AT the end of June, Sen. Dianne Feinstein (D., Cal.) introduced legislation to limit the use of antibiotics in livestock production.
If enacted, the Preventing Antibiotic Resistance Act of 2013 would direct the Food & Drug Administration to restrict use in livestock production of antibiotics that are critical to human health unless they are used to treat clinically diagnosable diseases.
The bill, co-sponsored by Sens. Barbara Boxer (D., Cal.), Maria Cantwell (D., Wash.), Susan Collins (R., Maine) and Jack Reed (D., R.I.), would also require drug companies and livestock producers to demonstrate that they are using the drugs to treat sick animals.
Earlier this year, Rep. Louise Slaughter (D., N.Y.) introduced similar legislation in the House, with 47 co-sponsors. This is the fifth attempt since 2003 to pass legislation in both the House and Senate restricting the use of antibiotics in healthy animals.
Earlier in the week, the National Cattlemen's Beef Assn. gave an overview to more than 70 congressional staff members on antibiotics used in food-producing animals as part of its "Beef 101" educational series.
The session featured a presentation by Dr.

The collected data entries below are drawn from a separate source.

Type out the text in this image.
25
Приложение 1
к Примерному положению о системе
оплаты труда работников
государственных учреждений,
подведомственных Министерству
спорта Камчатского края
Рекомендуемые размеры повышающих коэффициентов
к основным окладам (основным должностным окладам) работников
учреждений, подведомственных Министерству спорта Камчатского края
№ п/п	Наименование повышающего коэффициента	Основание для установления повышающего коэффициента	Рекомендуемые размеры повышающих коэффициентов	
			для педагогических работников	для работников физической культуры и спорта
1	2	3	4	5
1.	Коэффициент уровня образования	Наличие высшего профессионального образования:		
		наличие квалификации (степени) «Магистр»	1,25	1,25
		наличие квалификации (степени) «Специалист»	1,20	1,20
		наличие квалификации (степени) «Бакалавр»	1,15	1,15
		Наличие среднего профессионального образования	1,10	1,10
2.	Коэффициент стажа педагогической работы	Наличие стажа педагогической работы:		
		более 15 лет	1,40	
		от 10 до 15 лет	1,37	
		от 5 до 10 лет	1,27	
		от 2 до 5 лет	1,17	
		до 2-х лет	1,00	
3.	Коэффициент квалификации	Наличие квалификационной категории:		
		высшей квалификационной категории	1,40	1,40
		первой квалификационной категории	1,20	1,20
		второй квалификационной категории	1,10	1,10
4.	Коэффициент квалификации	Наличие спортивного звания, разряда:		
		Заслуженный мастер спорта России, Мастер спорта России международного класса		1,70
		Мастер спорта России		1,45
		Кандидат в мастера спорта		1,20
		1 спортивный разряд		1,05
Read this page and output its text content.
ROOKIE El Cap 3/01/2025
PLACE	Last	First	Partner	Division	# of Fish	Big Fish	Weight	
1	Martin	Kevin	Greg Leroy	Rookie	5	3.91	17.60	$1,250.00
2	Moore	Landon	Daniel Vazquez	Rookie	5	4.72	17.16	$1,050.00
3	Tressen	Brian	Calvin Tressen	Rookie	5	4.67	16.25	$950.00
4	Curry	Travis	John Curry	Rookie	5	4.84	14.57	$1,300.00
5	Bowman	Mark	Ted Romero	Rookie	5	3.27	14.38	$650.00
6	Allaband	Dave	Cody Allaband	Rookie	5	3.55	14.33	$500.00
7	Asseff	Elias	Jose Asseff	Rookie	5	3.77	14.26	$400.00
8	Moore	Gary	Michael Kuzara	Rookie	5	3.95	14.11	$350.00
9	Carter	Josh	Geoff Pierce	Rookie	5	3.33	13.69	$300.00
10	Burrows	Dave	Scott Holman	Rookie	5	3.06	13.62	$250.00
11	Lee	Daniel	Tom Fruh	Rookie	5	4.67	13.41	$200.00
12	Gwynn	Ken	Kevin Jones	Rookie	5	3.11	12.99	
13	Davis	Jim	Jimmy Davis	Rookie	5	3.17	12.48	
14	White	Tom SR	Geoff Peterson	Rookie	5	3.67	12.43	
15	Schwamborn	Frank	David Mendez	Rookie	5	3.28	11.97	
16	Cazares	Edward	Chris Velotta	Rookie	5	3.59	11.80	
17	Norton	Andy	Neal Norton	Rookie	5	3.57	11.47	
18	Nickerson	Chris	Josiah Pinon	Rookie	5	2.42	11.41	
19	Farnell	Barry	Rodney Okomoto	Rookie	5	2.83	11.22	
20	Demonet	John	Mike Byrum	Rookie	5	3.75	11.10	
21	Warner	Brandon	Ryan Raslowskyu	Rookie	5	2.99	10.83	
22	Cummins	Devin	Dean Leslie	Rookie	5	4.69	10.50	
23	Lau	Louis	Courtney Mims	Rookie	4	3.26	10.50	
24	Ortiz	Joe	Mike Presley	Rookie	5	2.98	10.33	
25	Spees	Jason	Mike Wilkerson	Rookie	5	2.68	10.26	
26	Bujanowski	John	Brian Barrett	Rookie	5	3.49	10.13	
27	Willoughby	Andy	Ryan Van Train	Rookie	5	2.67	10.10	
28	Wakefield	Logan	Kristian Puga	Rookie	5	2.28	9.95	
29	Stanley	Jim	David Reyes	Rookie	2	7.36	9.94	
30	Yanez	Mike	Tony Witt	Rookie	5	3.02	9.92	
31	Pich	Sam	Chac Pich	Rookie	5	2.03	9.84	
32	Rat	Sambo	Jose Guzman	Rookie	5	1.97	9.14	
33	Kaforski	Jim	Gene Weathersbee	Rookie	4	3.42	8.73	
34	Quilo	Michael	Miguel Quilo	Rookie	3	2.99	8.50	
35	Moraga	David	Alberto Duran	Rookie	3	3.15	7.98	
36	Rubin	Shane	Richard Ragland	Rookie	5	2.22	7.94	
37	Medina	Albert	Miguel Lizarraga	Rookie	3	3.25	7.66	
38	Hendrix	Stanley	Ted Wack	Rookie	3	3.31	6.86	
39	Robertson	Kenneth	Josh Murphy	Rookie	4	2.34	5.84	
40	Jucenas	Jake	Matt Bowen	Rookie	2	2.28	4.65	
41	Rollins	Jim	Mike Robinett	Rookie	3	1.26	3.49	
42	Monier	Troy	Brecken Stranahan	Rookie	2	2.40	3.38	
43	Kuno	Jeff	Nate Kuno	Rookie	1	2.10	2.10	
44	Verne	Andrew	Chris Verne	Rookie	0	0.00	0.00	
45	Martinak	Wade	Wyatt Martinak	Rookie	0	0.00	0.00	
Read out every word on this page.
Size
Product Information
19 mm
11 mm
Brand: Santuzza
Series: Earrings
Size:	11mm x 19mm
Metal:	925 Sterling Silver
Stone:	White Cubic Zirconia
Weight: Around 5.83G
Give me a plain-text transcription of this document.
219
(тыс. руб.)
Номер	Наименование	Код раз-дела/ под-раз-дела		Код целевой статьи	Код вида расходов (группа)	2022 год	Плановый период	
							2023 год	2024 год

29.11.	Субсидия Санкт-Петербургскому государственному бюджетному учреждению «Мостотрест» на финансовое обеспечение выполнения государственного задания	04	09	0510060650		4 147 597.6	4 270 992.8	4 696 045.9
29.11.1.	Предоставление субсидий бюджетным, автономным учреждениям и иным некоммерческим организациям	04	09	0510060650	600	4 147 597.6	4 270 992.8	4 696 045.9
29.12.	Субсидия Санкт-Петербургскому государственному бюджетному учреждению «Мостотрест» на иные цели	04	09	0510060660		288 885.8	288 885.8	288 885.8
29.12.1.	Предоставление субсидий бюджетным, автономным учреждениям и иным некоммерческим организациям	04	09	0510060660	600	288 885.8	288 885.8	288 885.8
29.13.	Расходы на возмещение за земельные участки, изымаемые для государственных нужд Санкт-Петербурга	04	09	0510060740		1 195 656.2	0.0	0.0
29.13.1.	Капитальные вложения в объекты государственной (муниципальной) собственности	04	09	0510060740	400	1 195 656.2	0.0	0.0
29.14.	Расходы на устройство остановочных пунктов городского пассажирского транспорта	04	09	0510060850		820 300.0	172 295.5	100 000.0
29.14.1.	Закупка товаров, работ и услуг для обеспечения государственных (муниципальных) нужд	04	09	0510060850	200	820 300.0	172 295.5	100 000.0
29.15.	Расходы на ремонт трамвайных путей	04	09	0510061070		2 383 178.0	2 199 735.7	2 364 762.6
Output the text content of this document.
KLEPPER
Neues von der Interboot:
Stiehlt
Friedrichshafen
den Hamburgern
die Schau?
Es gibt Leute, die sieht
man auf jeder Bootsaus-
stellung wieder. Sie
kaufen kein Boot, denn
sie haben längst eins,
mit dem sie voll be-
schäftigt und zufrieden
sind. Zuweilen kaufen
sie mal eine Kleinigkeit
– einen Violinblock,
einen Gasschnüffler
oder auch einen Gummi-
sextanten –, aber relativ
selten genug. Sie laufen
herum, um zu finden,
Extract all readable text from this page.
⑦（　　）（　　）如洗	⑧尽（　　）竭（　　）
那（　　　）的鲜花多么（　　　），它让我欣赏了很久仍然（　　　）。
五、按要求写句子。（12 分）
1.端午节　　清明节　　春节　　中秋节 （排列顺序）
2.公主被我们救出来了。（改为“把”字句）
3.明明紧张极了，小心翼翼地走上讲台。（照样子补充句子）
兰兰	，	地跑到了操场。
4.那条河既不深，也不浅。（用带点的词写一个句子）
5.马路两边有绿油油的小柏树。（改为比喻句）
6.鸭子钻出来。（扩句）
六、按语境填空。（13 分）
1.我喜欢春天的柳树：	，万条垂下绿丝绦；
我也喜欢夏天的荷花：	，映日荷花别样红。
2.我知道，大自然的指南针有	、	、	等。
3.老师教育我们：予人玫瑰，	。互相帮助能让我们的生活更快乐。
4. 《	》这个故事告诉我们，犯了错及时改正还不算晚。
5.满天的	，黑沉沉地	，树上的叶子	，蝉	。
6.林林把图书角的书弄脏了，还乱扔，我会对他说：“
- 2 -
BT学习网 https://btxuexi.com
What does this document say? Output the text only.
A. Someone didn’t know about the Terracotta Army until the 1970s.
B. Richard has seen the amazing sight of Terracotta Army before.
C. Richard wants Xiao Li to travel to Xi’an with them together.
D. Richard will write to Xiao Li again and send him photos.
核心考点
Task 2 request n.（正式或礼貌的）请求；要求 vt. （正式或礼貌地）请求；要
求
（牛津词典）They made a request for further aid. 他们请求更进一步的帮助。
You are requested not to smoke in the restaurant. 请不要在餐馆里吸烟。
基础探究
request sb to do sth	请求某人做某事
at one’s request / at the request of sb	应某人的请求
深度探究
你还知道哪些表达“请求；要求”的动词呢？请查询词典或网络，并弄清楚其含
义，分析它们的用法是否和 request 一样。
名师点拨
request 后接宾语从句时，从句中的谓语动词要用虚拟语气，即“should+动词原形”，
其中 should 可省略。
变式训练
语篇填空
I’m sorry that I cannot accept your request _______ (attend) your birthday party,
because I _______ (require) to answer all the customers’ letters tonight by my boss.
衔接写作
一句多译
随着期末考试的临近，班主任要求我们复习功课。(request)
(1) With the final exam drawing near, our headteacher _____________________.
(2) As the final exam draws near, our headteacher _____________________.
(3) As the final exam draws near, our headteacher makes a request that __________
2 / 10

Mike Apley, a clinical pharmacologist with Kansas State University, who covered common myths about antibiotic use, such as the misconception that 70% of antibiotics used in the U.S. for human and animal uses are used for non-therapeutic use in food animals. In fact, Apley said, some antibiotics calculated into that total have never been marketed in the U.S.
He added that a large percentage of the antibiotics used to treat and prevent illness in animals are ionophores, which are not used in human medicine.
In 2012, a federal court ordered FDA to address the use of antibiotics in livestock as a result of a lawsuit filed against the agency citing its failure to act in response to findings dating back to 1977 that feeding livestock low doses of antibiotics also used in the treatment of human disease could promote the development of antibiotic-resistance bacteria.
In March, FDA announced joint meetings with the U.S. Department of Agriculture's Animal & Plant Health Inspection Service to collect feedback on its plan for the judicious use of medically important antimicrobials in medicated feed or the drinking water of livestock.